Majority of U.S. fast-food workers need public assistance: study
Credit: Reuters/Lucy Nicholson By Atossa Araxia Abrahamian NEW YORK | Tue Oct 15, 2013 3:24pm EDT NEW YORK (Reuters) – More than half of low-wage workers employed by the largest U.S. fast-food restaurants earn so little that they must rely on public assistance to get by, according to a study released on Tuesday. This ends up costing U.S. taxpayers billions of dollars a year, the study said.
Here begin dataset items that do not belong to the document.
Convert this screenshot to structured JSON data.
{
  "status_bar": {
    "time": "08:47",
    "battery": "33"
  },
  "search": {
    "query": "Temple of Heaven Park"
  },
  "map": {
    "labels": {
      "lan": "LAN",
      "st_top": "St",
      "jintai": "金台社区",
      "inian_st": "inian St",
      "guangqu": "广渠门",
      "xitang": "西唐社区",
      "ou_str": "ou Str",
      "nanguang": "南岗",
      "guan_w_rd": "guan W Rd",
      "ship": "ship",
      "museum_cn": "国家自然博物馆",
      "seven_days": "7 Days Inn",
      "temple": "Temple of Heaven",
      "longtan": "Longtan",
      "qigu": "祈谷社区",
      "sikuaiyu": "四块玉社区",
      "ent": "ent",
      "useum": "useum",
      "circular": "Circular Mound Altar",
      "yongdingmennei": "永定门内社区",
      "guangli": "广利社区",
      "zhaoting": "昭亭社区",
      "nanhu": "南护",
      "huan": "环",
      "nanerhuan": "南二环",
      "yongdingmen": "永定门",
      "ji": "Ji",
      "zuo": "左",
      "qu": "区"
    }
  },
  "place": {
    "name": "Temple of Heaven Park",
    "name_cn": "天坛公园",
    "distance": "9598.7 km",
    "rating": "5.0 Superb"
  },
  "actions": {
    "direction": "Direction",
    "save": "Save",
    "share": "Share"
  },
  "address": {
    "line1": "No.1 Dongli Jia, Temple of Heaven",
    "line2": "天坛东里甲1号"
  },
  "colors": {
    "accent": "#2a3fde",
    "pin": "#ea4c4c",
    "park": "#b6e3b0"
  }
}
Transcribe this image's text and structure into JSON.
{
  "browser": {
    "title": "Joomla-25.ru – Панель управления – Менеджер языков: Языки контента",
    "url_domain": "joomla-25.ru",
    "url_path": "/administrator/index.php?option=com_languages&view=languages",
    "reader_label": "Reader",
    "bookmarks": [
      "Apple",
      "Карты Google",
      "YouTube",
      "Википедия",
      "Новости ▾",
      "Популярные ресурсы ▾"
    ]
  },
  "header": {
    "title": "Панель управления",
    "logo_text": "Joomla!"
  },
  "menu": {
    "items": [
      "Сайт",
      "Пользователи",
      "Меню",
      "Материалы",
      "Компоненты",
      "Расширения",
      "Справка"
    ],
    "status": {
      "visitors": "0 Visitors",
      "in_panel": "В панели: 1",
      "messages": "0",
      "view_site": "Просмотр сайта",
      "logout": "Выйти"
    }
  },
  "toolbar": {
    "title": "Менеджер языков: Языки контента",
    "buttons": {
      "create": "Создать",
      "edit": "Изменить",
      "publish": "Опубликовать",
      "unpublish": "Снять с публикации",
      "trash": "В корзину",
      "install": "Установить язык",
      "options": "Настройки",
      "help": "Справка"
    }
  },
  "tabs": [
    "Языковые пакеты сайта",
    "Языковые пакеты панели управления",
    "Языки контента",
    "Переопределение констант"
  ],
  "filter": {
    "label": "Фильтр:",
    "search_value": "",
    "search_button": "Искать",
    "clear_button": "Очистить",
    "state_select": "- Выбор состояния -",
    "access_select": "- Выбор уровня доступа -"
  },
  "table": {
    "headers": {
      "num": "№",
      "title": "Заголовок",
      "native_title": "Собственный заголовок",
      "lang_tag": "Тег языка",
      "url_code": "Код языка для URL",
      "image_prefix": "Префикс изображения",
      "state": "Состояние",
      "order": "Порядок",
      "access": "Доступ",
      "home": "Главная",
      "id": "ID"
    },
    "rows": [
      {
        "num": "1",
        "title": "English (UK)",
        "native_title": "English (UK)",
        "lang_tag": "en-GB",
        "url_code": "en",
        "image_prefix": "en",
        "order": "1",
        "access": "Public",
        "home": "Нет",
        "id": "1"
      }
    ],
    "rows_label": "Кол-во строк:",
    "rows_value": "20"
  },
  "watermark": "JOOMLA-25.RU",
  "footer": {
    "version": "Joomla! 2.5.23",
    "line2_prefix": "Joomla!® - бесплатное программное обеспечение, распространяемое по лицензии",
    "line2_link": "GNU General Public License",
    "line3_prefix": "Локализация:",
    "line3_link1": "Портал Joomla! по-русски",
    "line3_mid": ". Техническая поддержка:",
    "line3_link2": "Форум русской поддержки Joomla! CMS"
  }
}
Data from the U.S. Census Bureau and public benefit programs show 52 percent of fast-food cooks, cashiers and other “front-line” staff had relied on at least one form of public assistance, such as Medicaid, food stamps and the Earned Income Tax Credit program, between 2007 and 2011, researchers at the University of California-Berkeley and the University of Illinois said. The Berkeley study was sponsored by the two universities and received funding from the pro-labor organization Fast Food Forward. In a concurrent report which drew from some of the same data, the pro-labor National Employment Law Project found that the 10 largest fast-food companies in the United States cost taxpayers more than $3.8 billion each year in public assistance because the workers do not make enough to pay for basic necessities themselves. “It doesn’t matter whether you work or shop at McDonald’s or not, the low-wage business model is expensive for everybody,” said NELP policy analyst Jack Temple, who worked on the report. “Companies … are basically pushing off part of their costs on the taxpayers.” The studies follow large nationwide demonstrations in August, when fast-food workers went on strike and protested outside McDonald’s, Burger King and other restaurants in 60 U.S. cities, demanding a “living wage” of $15 per hour.